If every card has dozens of icons and a custom special ability that’s got its own timing rules and is different to every other card that offers fantastic play and counterplay opportunities. It also makes the information density such that most new players are essentially playing the first few games almost entirely at random until they’ve had the opportunity to learn the deck.

The challenge is to streamline the components and rules to the point that a new player has some idea what a card does and how it’ll interact with things an opponent might play (and to have some grasp of what an opponent might play). However it is to do this without losing what makes the game special: That a god of a particular aspect will uniquely be able to access some asymmetrical power that others players can’t.

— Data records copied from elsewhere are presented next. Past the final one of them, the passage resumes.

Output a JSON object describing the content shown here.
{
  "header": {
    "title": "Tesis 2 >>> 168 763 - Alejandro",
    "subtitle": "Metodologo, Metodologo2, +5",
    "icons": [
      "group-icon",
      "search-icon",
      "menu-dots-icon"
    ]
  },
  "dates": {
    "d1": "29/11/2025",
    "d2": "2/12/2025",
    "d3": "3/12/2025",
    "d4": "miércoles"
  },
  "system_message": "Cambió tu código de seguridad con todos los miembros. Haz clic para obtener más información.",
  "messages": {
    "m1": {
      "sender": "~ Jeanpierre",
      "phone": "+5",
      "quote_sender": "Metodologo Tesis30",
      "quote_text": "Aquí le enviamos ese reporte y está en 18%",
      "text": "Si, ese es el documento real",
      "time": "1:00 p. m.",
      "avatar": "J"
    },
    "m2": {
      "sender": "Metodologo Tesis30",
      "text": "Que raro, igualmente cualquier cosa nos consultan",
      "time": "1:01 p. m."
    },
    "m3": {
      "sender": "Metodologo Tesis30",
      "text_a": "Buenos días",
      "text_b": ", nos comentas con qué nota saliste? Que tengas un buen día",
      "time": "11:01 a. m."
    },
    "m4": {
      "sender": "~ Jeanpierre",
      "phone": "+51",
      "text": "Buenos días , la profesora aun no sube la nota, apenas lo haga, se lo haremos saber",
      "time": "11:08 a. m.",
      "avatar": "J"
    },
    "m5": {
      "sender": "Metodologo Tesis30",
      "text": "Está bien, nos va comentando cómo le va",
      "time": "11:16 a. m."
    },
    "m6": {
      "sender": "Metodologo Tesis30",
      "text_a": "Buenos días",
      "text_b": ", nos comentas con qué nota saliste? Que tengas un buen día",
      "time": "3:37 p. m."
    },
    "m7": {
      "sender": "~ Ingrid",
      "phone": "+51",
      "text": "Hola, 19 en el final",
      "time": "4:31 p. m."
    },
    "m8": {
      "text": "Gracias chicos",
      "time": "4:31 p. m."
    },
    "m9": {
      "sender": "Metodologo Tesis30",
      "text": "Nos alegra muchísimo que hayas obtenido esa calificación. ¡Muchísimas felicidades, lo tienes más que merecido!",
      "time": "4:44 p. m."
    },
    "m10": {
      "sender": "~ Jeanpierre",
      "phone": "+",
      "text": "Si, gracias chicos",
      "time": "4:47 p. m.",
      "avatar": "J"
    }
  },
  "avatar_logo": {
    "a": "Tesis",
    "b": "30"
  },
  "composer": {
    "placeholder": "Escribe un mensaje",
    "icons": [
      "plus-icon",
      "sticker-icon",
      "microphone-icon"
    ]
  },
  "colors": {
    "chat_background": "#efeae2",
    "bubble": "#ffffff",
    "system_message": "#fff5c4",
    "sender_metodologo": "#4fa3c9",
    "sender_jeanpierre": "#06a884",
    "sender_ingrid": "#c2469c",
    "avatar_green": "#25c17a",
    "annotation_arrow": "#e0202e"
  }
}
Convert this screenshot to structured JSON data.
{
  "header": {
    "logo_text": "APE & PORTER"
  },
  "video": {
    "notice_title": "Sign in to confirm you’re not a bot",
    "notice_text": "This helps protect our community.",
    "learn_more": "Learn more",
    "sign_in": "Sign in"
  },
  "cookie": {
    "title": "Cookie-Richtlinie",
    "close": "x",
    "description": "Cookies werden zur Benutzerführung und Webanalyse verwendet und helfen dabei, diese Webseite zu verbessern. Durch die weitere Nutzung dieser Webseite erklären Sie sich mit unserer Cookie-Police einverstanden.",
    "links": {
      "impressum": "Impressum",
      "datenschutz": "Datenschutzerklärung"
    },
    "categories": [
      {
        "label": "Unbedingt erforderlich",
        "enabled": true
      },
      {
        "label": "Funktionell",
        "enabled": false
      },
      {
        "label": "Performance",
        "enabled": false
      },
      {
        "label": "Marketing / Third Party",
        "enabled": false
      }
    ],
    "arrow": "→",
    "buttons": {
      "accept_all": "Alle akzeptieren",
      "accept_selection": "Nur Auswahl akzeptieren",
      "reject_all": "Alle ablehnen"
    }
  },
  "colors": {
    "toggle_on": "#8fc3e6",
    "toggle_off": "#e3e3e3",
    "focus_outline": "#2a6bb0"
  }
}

I’m on the way there, the core of the solution seems to be “Here are some standard icons which mean stuff. They do what you might expect. This guy makes people with bitey faces take -3. Highest number wins.” Then each type of god gets an extra icon that does something different, you tell everyone else what your three special icons are at the start of the game. Now cards more cleanly communicate what they do and players aren’t waiting until a card is played to find out what their opponents special trick is and can reasonably attempt to predict and counteract it.

I question whether I could go further. Characters have an icon and a number. Do we really *need* both? Or could abilities target based on the number? Or could the winner be determined by icon in a rock-paper-scissors way without the number?

Perhaps not. There’ll be a level of complexity that’s necessary for the different types of god to feel meaningful as what they are – love must feel like love, chaos must feel like chaos. On the other hand, perhaps it is possible. Maybe just one of those things can carry the weight of the rest of the game. I will probably end up reverting my changes but making the best games means exploring every avenue. I enjoyed last nights small box efficient games so I feel inspired to try.